Nel frattempo Fratelli d’Italia, che ha iniziato la legislatura con un partito al quattro per cento, è arrivato, almeno nei sondaggi, oltre quota 20. E lo ha fatto con una strategia molto diversa da quella della Lega.

Non tanto per le scelte interne, che su fisco, diritti civili o migranti sono di destra estrema quanto quelle di Salvini. Giorgia Meloni, che conosce Roma a menadito e Bruxelles non l’ha mai frequentata, ha capito che la destra americana è assolutamente più accettabile per darle levatura istituzionale ed è riuscita, ben consigliata, a prendersi la leadership dei conservatori europei, l’ex partito dei Tory britannici e attuale casa europea del Pis polacco. Ha capito che bisognava guardare prima oltre confine, alle alleanze europee e non solo europee, per completare la sua opera di “redenzione”, de-diabolisation per dirla alla francese.

Per due volte Salvini è stato bruciato in nome di intoccabili legami coi russi e per errori nelle scelte internazionali. Quello che in un’Italia ombelicale chiamiamo “Papeete”, pensando che la rottura tra Lega e M5s che ha portato alla fine del governo gialloverde sia dovuta a bicchieri di Mojito che danno alla testa, è in realtà il frutto del sostegno del M5s alla Commissione europea di Ursula von der Leyen, della fine dell’euroscetticismo grillino.

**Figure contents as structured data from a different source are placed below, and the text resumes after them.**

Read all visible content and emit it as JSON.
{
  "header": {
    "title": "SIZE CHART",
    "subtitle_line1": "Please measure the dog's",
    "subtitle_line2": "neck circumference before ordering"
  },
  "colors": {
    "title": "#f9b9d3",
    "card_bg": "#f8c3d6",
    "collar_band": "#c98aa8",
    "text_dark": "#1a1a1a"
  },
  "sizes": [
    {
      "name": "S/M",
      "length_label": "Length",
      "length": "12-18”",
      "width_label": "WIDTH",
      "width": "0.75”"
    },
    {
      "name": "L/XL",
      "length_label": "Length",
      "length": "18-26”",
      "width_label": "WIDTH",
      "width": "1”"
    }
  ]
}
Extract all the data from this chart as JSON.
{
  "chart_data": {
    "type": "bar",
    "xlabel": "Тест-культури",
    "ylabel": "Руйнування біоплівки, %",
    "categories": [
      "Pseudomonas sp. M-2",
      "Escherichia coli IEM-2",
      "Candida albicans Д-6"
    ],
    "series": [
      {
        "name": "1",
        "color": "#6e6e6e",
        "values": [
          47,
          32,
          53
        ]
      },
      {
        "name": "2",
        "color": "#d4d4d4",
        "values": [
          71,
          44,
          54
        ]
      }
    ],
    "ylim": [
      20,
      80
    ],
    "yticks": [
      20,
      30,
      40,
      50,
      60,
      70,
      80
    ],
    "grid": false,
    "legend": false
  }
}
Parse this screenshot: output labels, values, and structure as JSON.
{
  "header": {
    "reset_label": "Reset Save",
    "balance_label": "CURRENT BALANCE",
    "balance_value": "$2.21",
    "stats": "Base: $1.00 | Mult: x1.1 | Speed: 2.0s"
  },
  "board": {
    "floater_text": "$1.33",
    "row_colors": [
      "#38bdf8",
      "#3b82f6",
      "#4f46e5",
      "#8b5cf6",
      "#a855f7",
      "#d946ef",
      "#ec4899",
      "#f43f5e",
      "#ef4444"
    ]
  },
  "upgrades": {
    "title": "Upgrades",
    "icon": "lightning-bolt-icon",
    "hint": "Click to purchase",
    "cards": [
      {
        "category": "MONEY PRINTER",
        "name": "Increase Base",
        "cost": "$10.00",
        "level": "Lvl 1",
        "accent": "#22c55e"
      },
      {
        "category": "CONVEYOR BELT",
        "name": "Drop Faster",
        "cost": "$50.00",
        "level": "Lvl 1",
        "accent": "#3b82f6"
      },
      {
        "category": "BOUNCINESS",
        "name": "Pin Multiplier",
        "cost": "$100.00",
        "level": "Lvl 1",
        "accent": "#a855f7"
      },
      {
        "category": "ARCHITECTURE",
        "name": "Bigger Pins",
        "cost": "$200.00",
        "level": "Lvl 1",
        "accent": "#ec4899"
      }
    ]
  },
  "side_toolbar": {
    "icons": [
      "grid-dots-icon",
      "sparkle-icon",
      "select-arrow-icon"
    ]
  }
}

Le due piramidi rovesciate

Negli anni del governo Draghi, diversi parlamentari di Meloni che seguono dossier economici rilevanti hanno cercato rapporti oltreconfine, con chi conosce il diritto europeo, per muoversi nella cornice che conta davvero. Tuttavia il rapporto tra leadership e base di Fratelli d’Italia è quasi rovesciato rispetto a quello di Salvini. Il partito di Meloni ha la base meno filo atlantica tra i partiti italiani e una leadership che invece, stretta tra Silvio Berlusconi e Matteo Salvini, sta cercando di mostrarsi garante del patto atlantico. Le ultime ricerche di opinione pubblicate da Aspen raccontano che l’elettorato di Fratelli d’Italia è quello più critico nei confronti delle sanzioni alla Russia, con un supporto che si ferma al 63 per cento, oltre dieci punti in meno rispetto all’elettorato leghista che sostiene le sanzioni al 76 per cento e meno di quello dei Cinque stelle (75 per cento) e delle sinistre (72). Meloni ha collocato senza dubbi il suo partito sul fronte atlantico mentre i suoi elettori hanno una storia diversa.

Sarà per questo che Draghi dice di aver apprezzato la «correttezza», questa la definizione che ne ha dato in colloqui informali, della leader “post fascista” sulla guerra ucraina. Una posizione che va di concerto con la nostra appartenenza all’Unione europea e con l’asse atlantico e che in questo momento per tutte le conseguenze del conflitto e il contesto internazionale in cui si inserisce ha un rilievo particolare.

Il salto di Draghi

A palazzo Chigi, alla Farnesina e ai piani alti di Eni, spiega chi conosce bene il lato americano di tutte queste vicende, in questi mesi è stata messa a punto una strategia per renderci autonomi dalla Russia «in raccordo» o «in collegamento armonioso» con gli alleati europei e atlantici. Si tratta di un disegno che a Mosca sicuramente non è stato apprezzato – tanto è vero che ieri Milano Finanza ricordava come Lavrov abbia in programma visite diplomatiche in diversi paesi con cui l’Italia ha stretto nuovi accordi sul gas – e che ha rappresentato un salto di qualità nella visione strategica dell’interesse nazionale italiano.

Proprio per questo l’idea che Claudio Descalzi possa essere invitato a ricoprire un ruolo di governo in un futuro esecutivo di centrodestra non è necessariamente apprezzata oltre Atlantico. La diplomazia americana conosce bene sia la destra italiana sia il Vaticano, e sanno che il motto promoveatur ut amoveatur ha avuto larga fortuna ben oltre le rive del Tevere.